'A Mula' Já Nasceu um Clássico Moderno
O próprio diretor vive o protagonista, um cultivador de flores idoso que vende a sua produção diretamente aos clientes, enquanto os negócios vão migrando para a internet. Por ser um analfabeto digital, ele não consegue fazer a migração. Passados doze anos, ele chega aos 90 arruinado financeiramente e com a família contra ele. O que lhe resta a fazer? Virar “mula” do Cartel de Sinaloa, que trafica drogas do México para os EUA.
Os negócios do cartel movimentam muito dinheiro. O velhinho faz as suas viagens sem problema, porque ninguém desconfia de um sobrevivente da sua idade, e vai embolsando altas quantias. Melhora de vida, ajuda e reconquista a família e ainda colabora com a Associação dos Veteranos da Guerra da Coreia, da qual faz parte. Ninguém abandona uma atividade lucrativa assim, ainda mais sendo ameaçado pelos mexicanos para permanecer no negócio.
Clint Eastwood, assim como seu personagem, não ficou velho à toa, sem adquirir sabedoria. Ele conhece todos os segredos do cinema e, tendo um bom roteiro nas mãos, sabe transformá-lo num filme melhor que ninguém. Não conheço diretor mais habilidoso que ele, hoje, em Hollywood. As peripécias da história são encenadas com inteligência e os diálogos são primorosos.
Sabendo livrar-se de armadilhas, o velho Clint faz piada com o assunto que lhe apraz, sem dar bola para o que vão dizer os chatos da correção política: etnia, raça, velhice. O resultado é um filme estupendo, que nenhum outro diretor teria coragem de se arriscar a fazer. Creio que aqueles que conhecem bem o cinema clássico hollywoodiano poderão melhor aquilatar as suas qualidades.
Um filme assim deveria estar concorrendo ao Oscar em muitas categorias. Sobretudo por tratar de uma minoria – nós, os velhos –, quando parece que todo mundo fala em diversidade e pede filmes sobre minorias. “A Mula”, porém, não recebeu uma só mísera indicação.

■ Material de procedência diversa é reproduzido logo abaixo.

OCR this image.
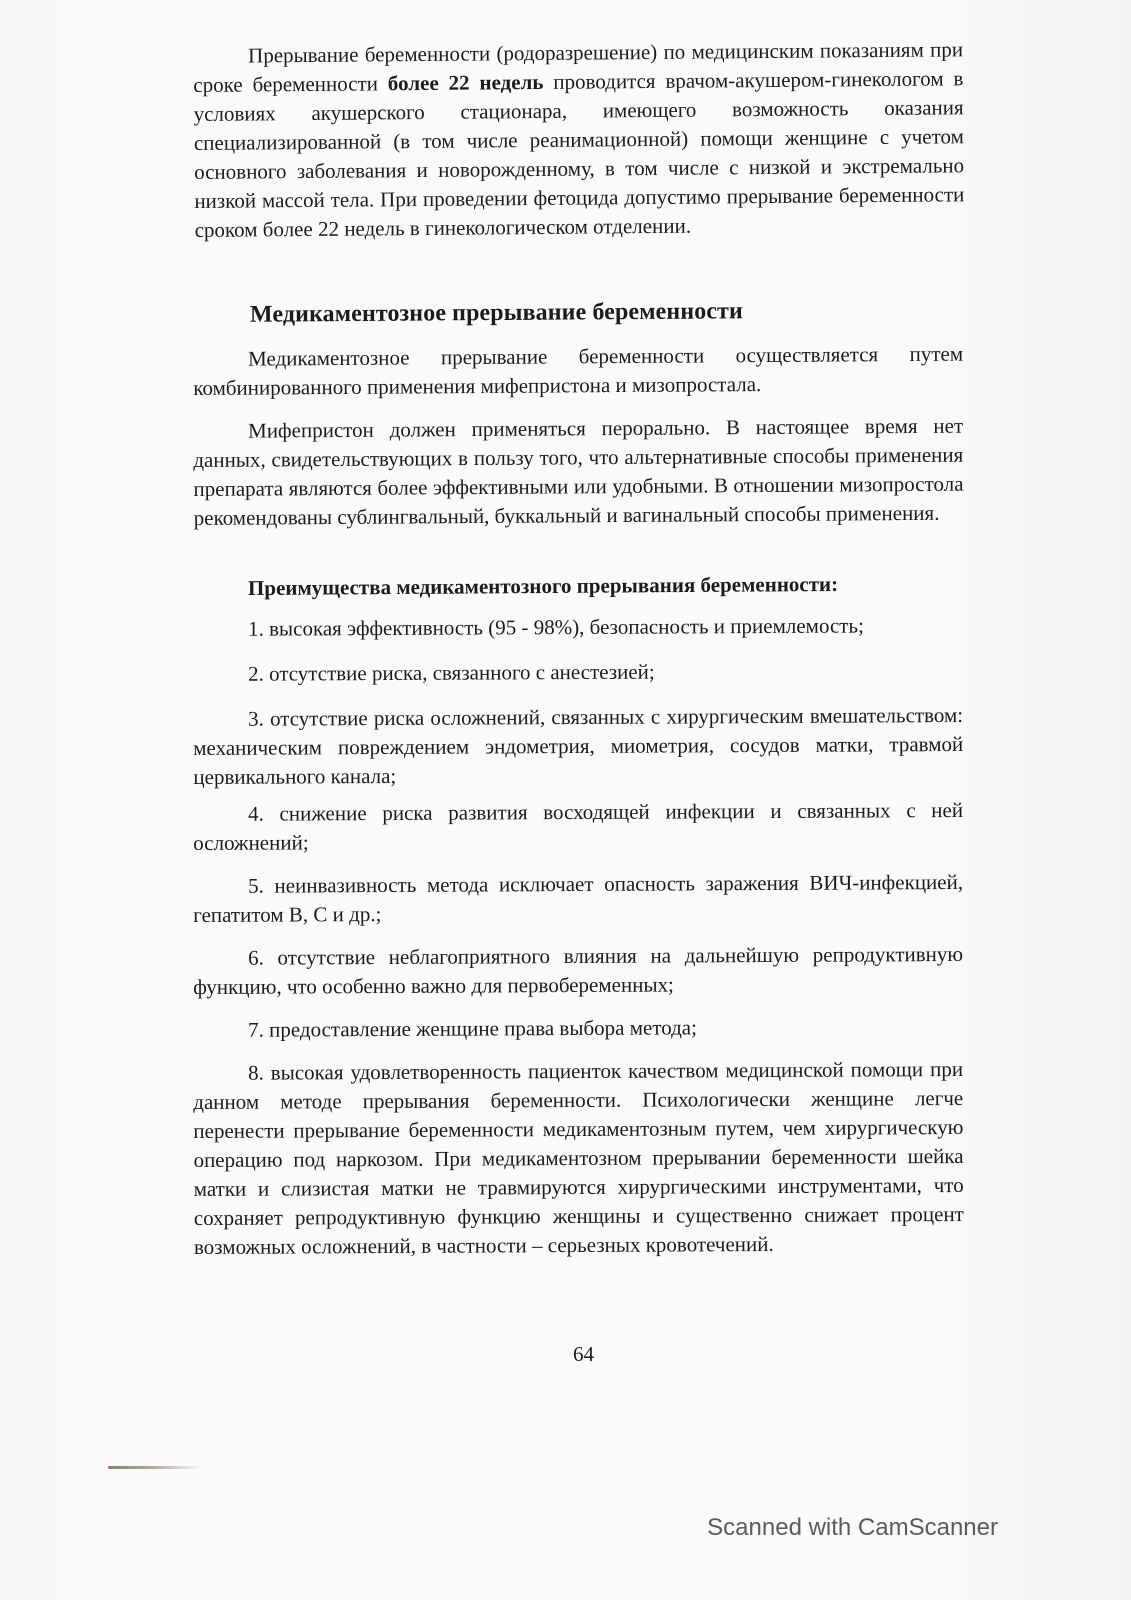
Прерывание беременности (родоразрешение) по медицинским показаниям при сроке беременности более 22 недель проводится врачом-акушером-гинекологом в условиях акушерского стационара, имеющего возможность оказания специализированной (в том числе реанимационной) помощи женщине с учетом основного заболевания и новорожденному, в том числе с низкой и экстремально низкой массой тела. При проведении фетоцида допустимо прерывание беременности сроком более 22 недель в гинекологическом отделении.
Медикаментозное прерывание беременности
Медикаментозное прерывание беременности осуществляется путем комбинированного применения мифепристона и мизопростала.
Мифепристон должен применяться перорально. В настоящее время нет данных, свидетельствующих в пользу того, что альтернативные способы применения препарата являются более эффективными или удобными. В отношении мизопростола рекомендованы сублингвальный, буккальный и вагинальный способы применения.
Преимущества медикаментозного прерывания беременности:
1. высокая эффективность (95 - 98%), безопасность и приемлемость;
2. отсутствие риска, связанного с анестезией;
3. отсутствие риска осложнений, связанных с хирургическим вмешательством: механическим повреждением эндометрия, миометрия, сосудов матки, травмой цервикального канала;
4. снижение риска развития восходящей инфекции и связанных с ней осложнений;
5. неинвазивность метода исключает опасность заражения ВИЧ-инфекцией, гепатитом В, С и др.;
6. отсутствие неблагоприятного влияния на дальнейшую репродуктивную функцию, что особенно важно для первобеременных;
7. предоставление женщине права выбора метода;
8. высокая удовлетворенность пациенток качеством медицинской помощи при данном методе прерывания беременности. Психологически женщине легче перенести прерывание беременности медикаментозным путем, чем хирургическую операцию под наркозом. При медикаментозном прерывании беременности шейка матки и слизистая матки не травмируются хирургическими инструментами, что сохраняет репродуктивную функцию женщины и существенно снижает процент возможных осложнений, в частности – серьезных кровотечений.
64
Scanned with CamScanner
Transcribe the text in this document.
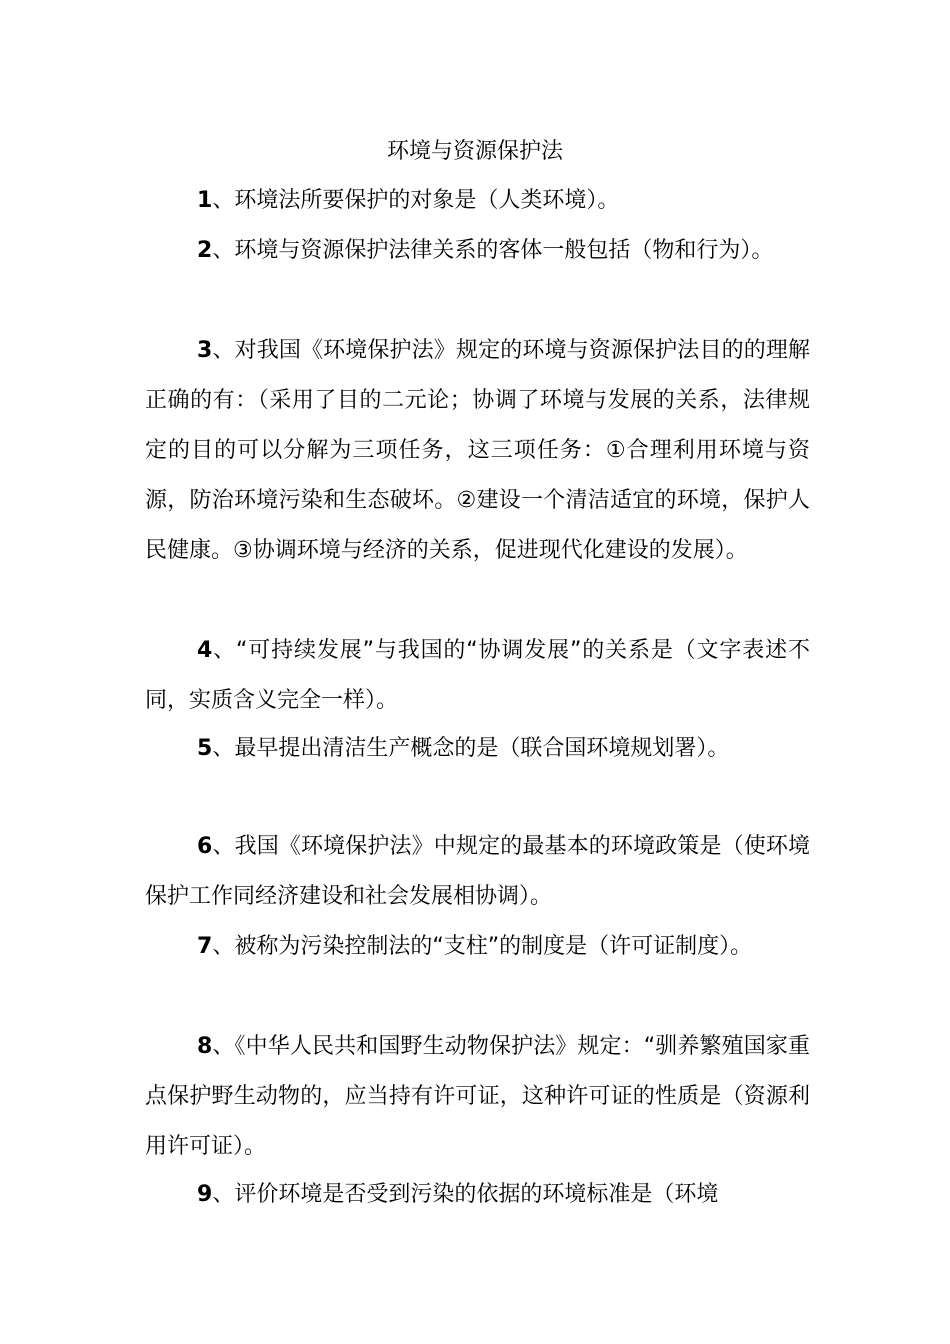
环境与资源保护法

1、环境法所要保护的对象是（人类环境）。

2、环境与资源保护法律关系的客体一般包括（物和行为）。

3、对我国《环境保护法》规定的环境与资源保护法目的的理解正确的有：（采用了目的二元论；协调了环境与发展的关系，法律规定的目的可以分解为三项任务，这三项任务：①合理利用环境与资源，防治环境污染和生态破坏。②建设一个清洁适宜的环境，保护人民健康。③协调环境与经济的关系，促进现代化建设的发展）。

4、“可持续发展”与我国的“协调发展”的关系是（文字表述不同，实质含义完全一样）。

5、最早提出清洁生产概念的是（联合国环境规划署）。

6、我国《环境保护法》中规定的最基本的环境政策是（使环境保护工作同经济建设和社会发展相协调）。

7、被称为污染控制法的“支柱”的制度是（许可证制度）。

8、《中华人民共和国野生动物保护法》规定：“驯养繁殖国家重点保护野生动物的，应当持有许可证，这种许可证的性质是（资源利用许可证）。

9、评价环境是否受到污染的依据的环境标准是（环境
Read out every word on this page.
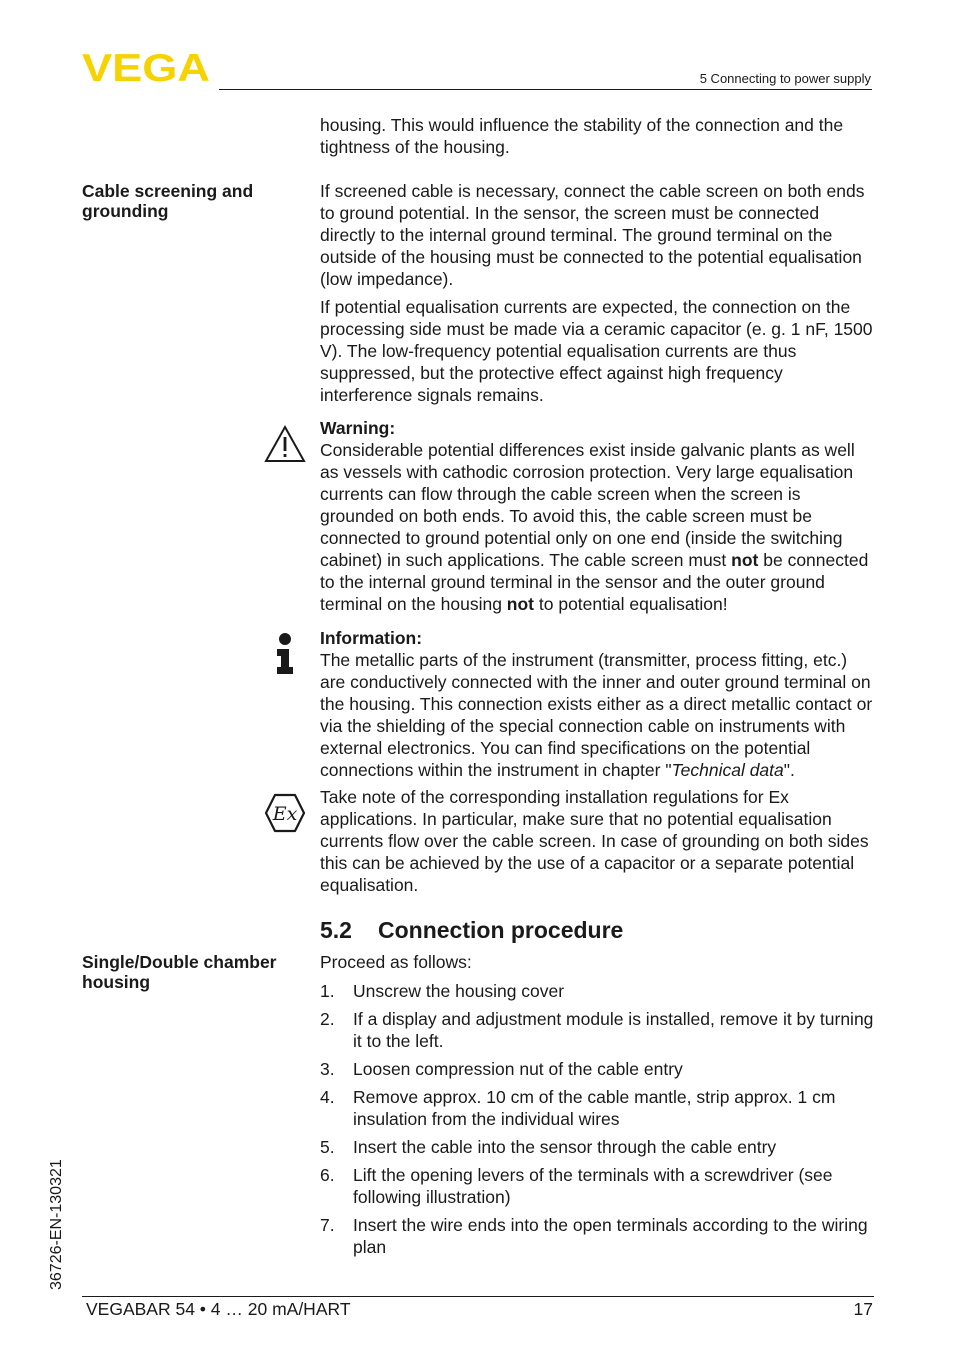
VEGA	5 Connecting to power supply

housing. This would influence the stability of the connection and the tightness of the housing.

Cable screening and
grounding

If screened cable is necessary, connect the cable screen on both ends to ground potential. In the sensor, the screen must be connected directly to the internal ground terminal. The ground terminal on the outside of the housing must be connected to the potential equalisation (low impedance).

If potential equalisation currents are expected, the connection on the processing side must be made via a ceramic capacitor (e. g. 1 nF, 1500 V). The low-frequency potential equalisation currents are thus suppressed, but the protective effect against high frequency interference signals remains.

Warning:

Considerable potential differences exist inside galvanic plants as well as vessels with cathodic corrosion protection. Very large equalisation currents can flow through the cable screen when the screen is grounded on both ends. To avoid this, the cable screen must be connected to ground potential only on one end (inside the switching cabinet) in such applications. The cable screen must not be connected to the internal ground terminal in the sensor and the outer ground terminal on the housing not to potential equalisation!

Information:

The metallic parts of the instrument (transmitter, process fitting, etc.) are conductively connected with the inner and outer ground terminal on the housing. This connection exists either as a direct metallic contact or via the shielding of the special connection cable on instruments with external electronics. You can find specifications on the potential connections within the instrument in chapter "Technical data".

Ex

Take note of the corresponding installation regulations for Ex applications. In particular, make sure that no potential equalisation currents flow over the cable screen. In case of grounding on both sides this can be achieved by the use of a capacitor or a separate potential equalisation.

5.2 Connection procedure
Single/Double chamber
housing

Proceed as follows:

1. Unscrew the housing cover
2. If a display and adjustment module is installed, remove it by turning it to the left.
3. Loosen compression nut of the cable entry
4. Remove approx. 10 cm of the cable mantle, strip approx. 1 cm insulation from the individual wires
5. Insert the cable into the sensor through the cable entry
6. Lift the opening levers of the terminals with a screwdriver (see following illustration)
7. Insert the wire ends into the open terminals according to the wiring plan
36726-EN-130321
VEGABAR 54 • 4 … 20 mA/HART	17
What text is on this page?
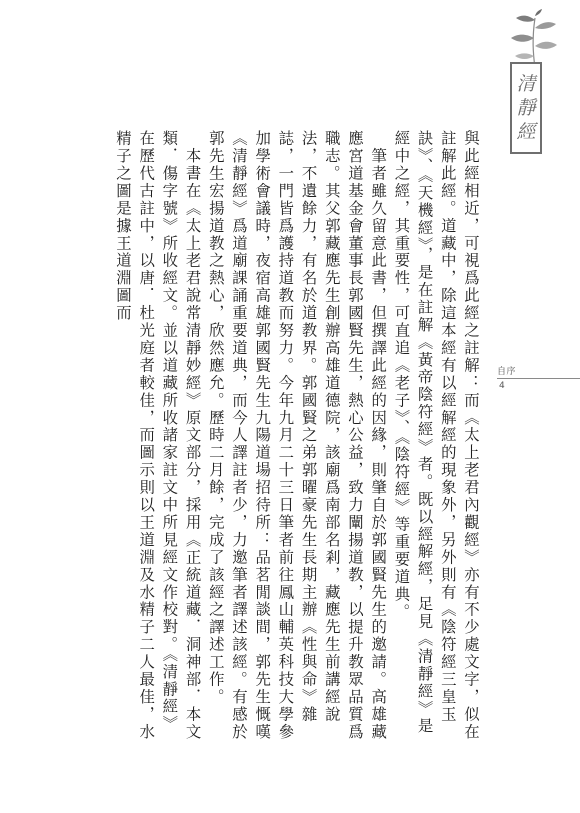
清
靜
經
自序
4

與此經相近，可視爲此經之註解：而《太上老君內觀經》亦有不少處文字，似在註解此經。道藏中，除這本經有以經解經的現象外，另外則有《陰符經三皇玉訣》、《天機經》，是在註解《黃帝陰符經》者。既以經解經，足見《清靜經》是經中之經，其重要性，可直追《老子》、《陰符經》等重要道典。

　筆者雖久留意此書，但撰譯此經的因緣，則肇自於郭國賢先生的邀請。高雄藏應宮道基金會董事長郭國賢先生，熱心公益，致力闡揚道教，以提升教眾品質爲職志。其父郭藏應先生創辦高雄道德院，該廟爲南部名剎，藏應先生前講經說法，不遺餘力，有名於道教界。郭國賢之弟郭曜豪先生長期主辦《性與命》雜誌，一門皆爲護持道教而努力。今年九月二十三日筆者前往鳳山輔英科技大學參加學術會議時，夜宿高雄郭國賢先生九陽道場招待所：品茗閒談間，郭先生慨嘆《清靜經》爲道廟課誦重要道典，而今人譯註者少，力邀筆者譯述該經。有感於郭先生宏揚道教之熱心，欣然應允。歷時二月餘，完成了該經之譯述工作。

　本書在《太上老君說常清靜妙經》原文部分，採用《正統道藏．洞神部．本文類．傷字號》所收經文。並以道藏所收諸家註文中所見經文作校對。《清靜經》在歷代古註中，以唐．杜光庭者較佳，而圖示則以王道淵及水精子二人最佳，水精子之圖是據王道淵圖而
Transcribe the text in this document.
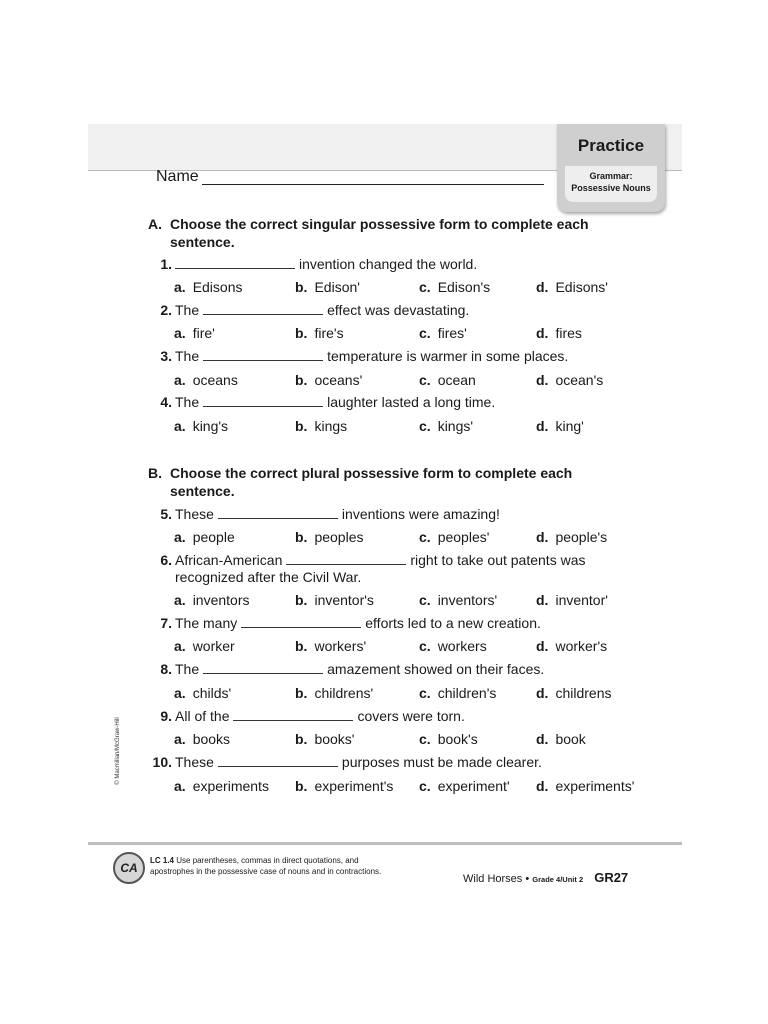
Name
Practice
Grammar:
Possessive Nouns
A. Choose the correct singular possessive form to complete each
sentence.
1.	invention changed the world.
a. Edisons	b. Edison'	c. Edison's	d. Edisons'
2. The	effect was devastating.
a. fire'	b. fire's	c. fires'	d. fires
3. The	temperature is warmer in some places.
a. oceans	b. oceans'	c. ocean	d. ocean's
4. The	laughter lasted a long time.
a. king's	b. kings	c. kings'	d. king'
B. Choose the correct plural possessive form to complete each
sentence.
5. These	inventions were amazing!
a. people	b. peoples	c. peoples'	d. people's
6. African-American	right to take out patents was
recognized after the Civil War.
a. inventors	b. inventor's	c. inventors'	d. inventor'
7. The many	efforts led to a new creation.
a. worker	b. workers'	c. workers	d. worker's
8. The	amazement showed on their faces.
a. childs'	b. childrens'	c. children's	d. childrens
9. All of the	covers were torn.
a. books	b. books'	c. book's	d. book
10. These	purposes must be made clearer.
a. experiments b. experiment's c. experiment' d. experiments'
© Macmillan/McGraw-Hill
CA
LC 1.4 Use parentheses, commas in direct quotations, and
apostrophes in the possessive case of nouns and in contractions.
Wild Horses • Grade 4/Unit 2 GR27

Mas não é difícil entender os motivos por que Hollywood esnobou o filme, embora ele tenha obtido um sucesso financeiro considerável. Primeiro, porque os velhos não são uma minoria barulhenta. Segundo, porque os que hoje dominam a Academia de Artes e Ciências Cinematográficas têm horror ao politicamente incorreto. Terceiro, porque o velho Clint pertence ao partido do “monstro” que ocupa a Presidência dos EUA.